Due nuclei archeologici inediti nel nuovo Museo archeologico

Si tratta di due grandi mascheroni scenografici di età rinascimentale e di tracce di un insediamento protostorico

Cesena, Museo archeologico (Wikimedia commons)

Ci vorrà ancora un po’ di tempo prima che sia pronto il Museo archeologico di Cesena. Gli interventi strutturali nella sede, che si trova dietro la Biblioteca Malatestiana con accesso al chiostro di San Francesco, partiranno il prossimo anno e termineranno al più tardi nei primi mesi del 2023. Seguirà poi un altro stralcio per quanto concerne gli aspetti espositivi e tecnologici. Si tratta di un restyling completo che porterà una maggiore fruibilità degli spazi grazie a nuovi criteri di allestimento e a nuove metodologie di comunicazione.

In collaborazione con la Soprintendenza archeologia Belle arti e Paesaggio di Ravenna, al  suo interno verranno esposti anche ritrovamenti del tutto inediti per i futuri visitatori. Tra questi ci sono due nuclei di reperti archeologici provenienti da diversi contesti cesenati e di differente cronologia, privi di analogie con altri pezzi, che necessitano di restauro.

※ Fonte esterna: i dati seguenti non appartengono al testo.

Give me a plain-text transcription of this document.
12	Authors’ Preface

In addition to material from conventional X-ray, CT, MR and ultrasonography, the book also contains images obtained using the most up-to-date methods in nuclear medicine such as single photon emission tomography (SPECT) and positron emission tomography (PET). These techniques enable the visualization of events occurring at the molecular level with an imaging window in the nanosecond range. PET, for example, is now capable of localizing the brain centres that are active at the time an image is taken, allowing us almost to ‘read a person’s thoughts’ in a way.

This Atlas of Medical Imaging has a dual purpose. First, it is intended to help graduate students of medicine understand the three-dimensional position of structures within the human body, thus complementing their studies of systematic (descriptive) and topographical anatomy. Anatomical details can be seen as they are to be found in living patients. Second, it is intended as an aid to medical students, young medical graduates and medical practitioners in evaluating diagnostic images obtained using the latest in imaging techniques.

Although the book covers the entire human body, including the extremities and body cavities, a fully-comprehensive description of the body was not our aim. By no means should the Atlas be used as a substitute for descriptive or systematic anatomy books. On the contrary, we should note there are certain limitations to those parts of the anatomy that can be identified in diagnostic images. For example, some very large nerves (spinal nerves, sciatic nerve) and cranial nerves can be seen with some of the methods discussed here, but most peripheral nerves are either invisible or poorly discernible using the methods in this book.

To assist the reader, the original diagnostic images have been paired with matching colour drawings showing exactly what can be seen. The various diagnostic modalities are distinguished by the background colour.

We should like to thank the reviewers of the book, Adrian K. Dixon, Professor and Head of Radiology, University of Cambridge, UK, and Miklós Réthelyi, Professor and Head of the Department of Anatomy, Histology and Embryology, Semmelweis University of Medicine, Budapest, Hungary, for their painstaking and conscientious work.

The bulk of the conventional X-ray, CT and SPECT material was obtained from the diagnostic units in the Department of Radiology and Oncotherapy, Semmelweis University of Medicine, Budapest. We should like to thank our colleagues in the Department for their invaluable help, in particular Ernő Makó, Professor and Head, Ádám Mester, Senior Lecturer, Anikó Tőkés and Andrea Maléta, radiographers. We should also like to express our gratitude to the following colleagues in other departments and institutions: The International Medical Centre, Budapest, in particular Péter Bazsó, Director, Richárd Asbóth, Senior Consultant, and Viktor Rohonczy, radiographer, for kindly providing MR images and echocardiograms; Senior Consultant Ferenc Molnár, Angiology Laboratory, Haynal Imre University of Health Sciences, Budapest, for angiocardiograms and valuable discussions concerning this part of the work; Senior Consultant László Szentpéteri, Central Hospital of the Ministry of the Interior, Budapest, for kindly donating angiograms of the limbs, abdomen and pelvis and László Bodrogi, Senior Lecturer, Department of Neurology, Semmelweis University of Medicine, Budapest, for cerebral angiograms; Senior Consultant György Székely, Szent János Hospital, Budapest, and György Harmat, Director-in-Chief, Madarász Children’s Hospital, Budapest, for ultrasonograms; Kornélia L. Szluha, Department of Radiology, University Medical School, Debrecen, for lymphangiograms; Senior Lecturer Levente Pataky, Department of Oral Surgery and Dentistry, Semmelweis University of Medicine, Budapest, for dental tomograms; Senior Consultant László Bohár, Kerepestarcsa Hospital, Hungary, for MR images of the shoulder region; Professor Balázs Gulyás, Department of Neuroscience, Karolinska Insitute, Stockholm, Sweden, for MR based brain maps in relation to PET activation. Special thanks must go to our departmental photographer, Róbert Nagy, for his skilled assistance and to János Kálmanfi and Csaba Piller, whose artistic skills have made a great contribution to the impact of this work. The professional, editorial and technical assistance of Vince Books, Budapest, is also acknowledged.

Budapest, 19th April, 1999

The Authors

Il primo nucleo proviene da un recupero fortuito avvenuto una decina di anni fa in via Don Milani, in pieno centro storico, costituito da due grandi mascheroni scenografici in terracotta e una cornice dorata con putti di età rinascimentale. L’intervento sarà oggetto di una tesi di laurea nell’ambito del corso in Conservazione e restauro dell’Università di Bologna sede di Ravenna. Nel dettaglio, l’intervento prevede lo smontaggio del precedente assemblaggio, ritenuto inadeguato, e per una più approfondita comprensione dei reperti, dei materiali e delle tecniche di produzione saranno previste anche analisi diagnostiche affidate al Cnr Istec, l’Istituto di scienza e tecnologia dei materiali ceramici di Faenza.

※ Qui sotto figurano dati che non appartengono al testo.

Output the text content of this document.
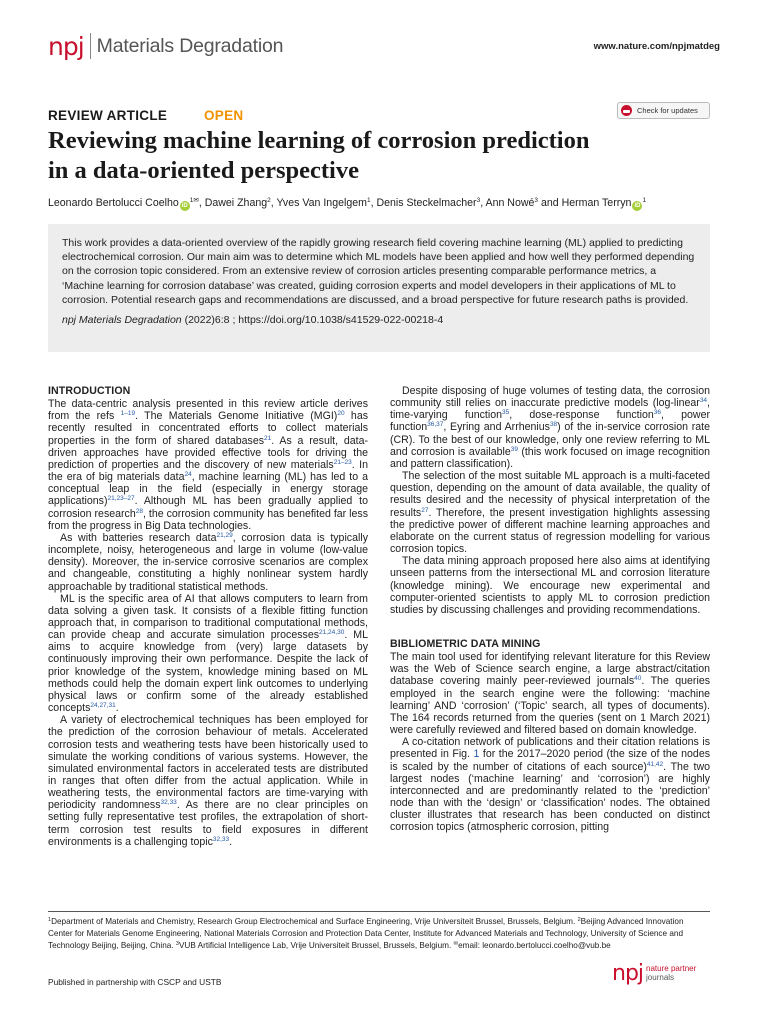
npj Materials Degradation	www.nature.com/npjmatdeg
REVIEW ARTICLE	OPEN	Check for updates
Reviewing machine learning of corrosion prediction
in a data-oriented perspective
Leonardo Bertolucci Coelho $iD^{1✉}$, Dawei Zhang$^2$, Yves Van Ingelgem$^1$, Denis Steckelmacher$^3$, Ann Nowé$^3$ and Herman Terryn $iD^1$

This work provides a data-oriented overview of the rapidly growing research field covering machine learning (ML) applied to predicting electrochemical corrosion. Our main aim was to determine which ML models have been applied and how well they performed depending on the corrosion topic considered. From an extensive review of corrosion articles presenting comparable performance metrics, a ‘Machine learning for corrosion database’ was created, guiding corrosion experts and model developers in their applications of ML to corrosion. Potential research gaps and recommendations are discussed, and a broad perspective for future research paths is provided.

npj Materials Degradation (2022)6:8 ; https://doi.org/10.1038/s41529-022-00218-4

INTRODUCTION

The data-centric analysis presented in this review article derives from the refs $^{1-19}$. The Materials Genome Initiative (MGI)$^{20}$ has recently resulted in concentrated efforts to collect materials properties in the form of shared databases$^{21}$. As a result, data-driven approaches have provided effective tools for driving the prediction of properties and the discovery of new materials$^{21-23}$. In the era of big materials data$^{24}$, machine learning (ML) has led to a conceptual leap in the field (especially in energy storage applications)$^{21,23-27}$. Although ML has been gradually applied to corrosion research$^{28}$, the corrosion community has benefited far less from the progress in Big Data technologies.

As with batteries research data$^{21,29}$, corrosion data is typically incomplete, noisy, heterogeneous and large in volume (low-value density). Moreover, the in-service corrosive scenarios are complex and changeable, constituting a highly nonlinear system hardly approachable by traditional statistical methods.

ML is the specific area of AI that allows computers to learn from data solving a given task. It consists of a flexible fitting function approach that, in comparison to traditional computational methods, can provide cheap and accurate simulation processes$^{21,24,30}$. ML aims to acquire knowledge from (very) large datasets by continuously improving their own performance. Despite the lack of prior knowledge of the system, knowledge mining based on ML methods could help the domain expert link outcomes to underlying physical laws or confirm some of the already established concepts$^{24,27,31}$.

A variety of electrochemical techniques has been employed for the prediction of the corrosion behaviour of metals. Accelerated corrosion tests and weathering tests have been historically used to simulate the working conditions of various systems. However, the simulated environmental factors in accelerated tests are distributed in ranges that often differ from the actual application. While in weathering tests, the environmental factors are time-varying with periodicity randomness$^{32,33}$. As there are no clear principles on setting fully representative test profiles, the extrapolation of short-term corrosion test results to field exposures in different environments is a challenging topic$^{32,33}$.

Despite disposing of huge volumes of testing data, the corrosion community still relies on inaccurate predictive models (log-linear$^{34}$, time-varying function$^{35}$, dose-response function$^{36}$, power function$^{36,37}$, Eyring and Arrhenius$^{38}$) of the in-service corrosion rate (CR). To the best of our knowledge, only one review referring to ML and corrosion is available$^{39}$ (this work focused on image recognition and pattern classification).

The selection of the most suitable ML approach is a multi-faceted question, depending on the amount of data available, the quality of results desired and the necessity of physical interpretation of the results$^{27}$. Therefore, the present investigation highlights assessing the predictive power of different machine learning approaches and elaborate on the current status of regression modelling for various corrosion topics.

The data mining approach proposed here also aims at identifying unseen patterns from the intersectional ML and corrosion literature (knowledge mining). We encourage new experimental and computer-oriented scientists to apply ML to corrosion prediction studies by discussing challenges and providing recommendations.

BIBLIOMETRIC DATA MINING

The main tool used for identifying relevant literature for this Review was the Web of Science search engine, a large abstract/citation database covering mainly peer-reviewed journals$^{40}$. The queries employed in the search engine were the following: ‘machine learning’ AND ‘corrosion’ (‘Topic’ search, all types of documents). The 164 records returned from the queries (sent on 1 March 2021) were carefully reviewed and filtered based on domain knowledge.

A co-citation network of publications and their citation relations is presented in Fig. 1 for the 2017–2020 period (the size of the nodes is scaled by the number of citations of each source)$^{41,42}$. The two largest nodes (‘machine learning’ and ‘corrosion’) are highly interconnected and are predominantly related to the ‘prediction’ node than with the ‘design’ or ‘classification’ nodes. The obtained cluster illustrates that research has been conducted on distinct corrosion topics (atmospheric corrosion, pitting

$^1$Department of Materials and Chemistry, Research Group Electrochemical and Surface Engineering, Vrije Universiteit Brussel, Brussels, Belgium. $^2$Beijing Advanced Innovation Center for Materials Genome Engineering, National Materials Corrosion and Protection Data Center, Institute for Advanced Materials and Technology, University of Science and Technology Beijing, Beijing, China. $^3$VUB Artificial Intelligence Lab, Vrije Universiteit Brussel, Brussels, Belgium. ✉email: leonardo.bertolucci.coelho@vub.be
Published in partnership with CSCP and USTB	npj nature partner
journals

Il secondo nucleo proviene da un scavo stratigrafico effettuato negli anni 1988-89 a Pievesestina, che portò all’accertamento della presenza di un insediamento protostorico. Alcuni dei numerosi materiali rinvenuti, che hanno portato a una datazione del sito alla seconda metà del V secolo a. C., sono stati restaurati qualche anno fa. Ora si rende necessaria la verifica della tenuta dei precedenti interventi e la revisione dei reperti metallici, oltre alla pulitura, lavaggio e restauro dei materiali ceramici. Il lavoro è stato affidato alla restauratrice di origine argentina, ma romagnola d’adozione, Ana Cecilia Hillar. Inoltre sempre il Cnr Istec di Faenza si occuperà di analizzare l’eventuale presenza di materiale organico nel terreno di riempimento ancora conservato in alcuni dei piccoli contenitori, per interpretarne al meglio la loro funzione.